Risk Management

It starts when our children take their first tumble as they are learning to walk. Should we let them do this even though we know how wobbly they are? We clearly understand the likelihood of a bumped head or heaven forbid a tumble down the stairs. Is the risk worth the reward? When they drive out of the driveway on the way to a friend’s house for the first time, is the risk of an accident worth the reward of having a child who is a little more self-sufficient? We all do it differently, but as parents we are pretty good at risk management, at least for our own families and given our own priorities.
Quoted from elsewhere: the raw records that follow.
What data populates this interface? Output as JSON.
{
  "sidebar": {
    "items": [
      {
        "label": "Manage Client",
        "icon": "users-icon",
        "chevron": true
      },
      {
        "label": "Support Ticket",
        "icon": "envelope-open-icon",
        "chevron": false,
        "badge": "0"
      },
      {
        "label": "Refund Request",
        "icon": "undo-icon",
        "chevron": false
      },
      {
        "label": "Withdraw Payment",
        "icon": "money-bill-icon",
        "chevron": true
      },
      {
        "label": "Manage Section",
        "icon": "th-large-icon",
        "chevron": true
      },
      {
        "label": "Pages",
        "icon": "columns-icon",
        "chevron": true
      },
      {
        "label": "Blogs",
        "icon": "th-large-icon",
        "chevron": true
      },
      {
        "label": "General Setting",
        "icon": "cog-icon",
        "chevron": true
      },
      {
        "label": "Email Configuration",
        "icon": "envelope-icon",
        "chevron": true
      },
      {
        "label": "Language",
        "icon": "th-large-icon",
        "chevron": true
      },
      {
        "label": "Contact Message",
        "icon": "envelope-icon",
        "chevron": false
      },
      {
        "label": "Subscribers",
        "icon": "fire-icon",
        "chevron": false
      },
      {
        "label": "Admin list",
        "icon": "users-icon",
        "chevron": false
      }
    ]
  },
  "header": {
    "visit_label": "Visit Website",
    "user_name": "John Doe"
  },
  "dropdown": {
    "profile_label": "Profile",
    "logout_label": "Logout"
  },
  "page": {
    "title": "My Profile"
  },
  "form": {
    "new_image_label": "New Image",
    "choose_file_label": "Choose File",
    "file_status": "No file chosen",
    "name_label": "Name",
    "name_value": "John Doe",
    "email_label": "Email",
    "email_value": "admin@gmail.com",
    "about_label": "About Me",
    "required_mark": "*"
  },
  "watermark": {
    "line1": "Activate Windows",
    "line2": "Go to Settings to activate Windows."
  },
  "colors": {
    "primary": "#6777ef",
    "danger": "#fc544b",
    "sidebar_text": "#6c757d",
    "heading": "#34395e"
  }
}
Some people live life to the fullest and feel justified in continually adding one more experience to their list or their child’s list, or one more stamp to their passport. For these families, it is too great a risk not to seize every opportunity. Other people like to research their options before proceeding with caution. A trip to the lake with friends may be too great a risk for their daughter at a certain age. I think it is a good idea to ask yourself, what you are willing to risk or let your daughter risk, in order to encourage her growth into a functioning and healthy young woman. The answer will be unique to each of us.

Even the word “risk” can provoke anxiety or excitement, depending on the person and at times the age of the person. For some, the risk of a “B” in a challenging course at Harpeth Hall is too great a risk. It may lead one to ask if attending a school like Harpeth Hall is worth the risk of a less than perfect transcript. If you risk a “B” or “C”, will she still get into her college of choice? At times that same person doesn’t hesitate to let her daughter travel to Uganda or Kenya. The measured risk of disease or injury may be worth the reward of broadening her horizons and creating a more culturally competent individual. Auditioning for another play may not be worth the risk of not making it. To some, sitting on the bench another year is not worth the risk of being seen as a second rate athlete. Still at other times, a student may finally recognize that another night without enough sleep is not a risk worth taking for a higher quiz grade.

No doubt all of us have to reach our own conclusions about the right amount of risk for each of us and our families, but my sincere hope is that Harpeth Hall is a place where girls feel safe taking healthy risks every day. I hope a girl can risk a little embarrassment about a question in Spanish so she can figure out what the teacher is saying. I hope she will risk not being elected and go ahead and run for that leadership position anyway. I hope we provide a place where any student is free to risk standing up for what she knows is right while simultaneously tossing the dice on being a little less cool. Finally, I hope she will risk any defeat for the right reason because she knows we are always here to pick her up and brush her off.

For parents, I offer my congratulations! You have taken a huge risk by simply having children. I hope you will continue to take risks by being the only parent you know who says “no” to some things and “yes” to others. Go ahead, live on the edge with your daughters and take the right risk for you!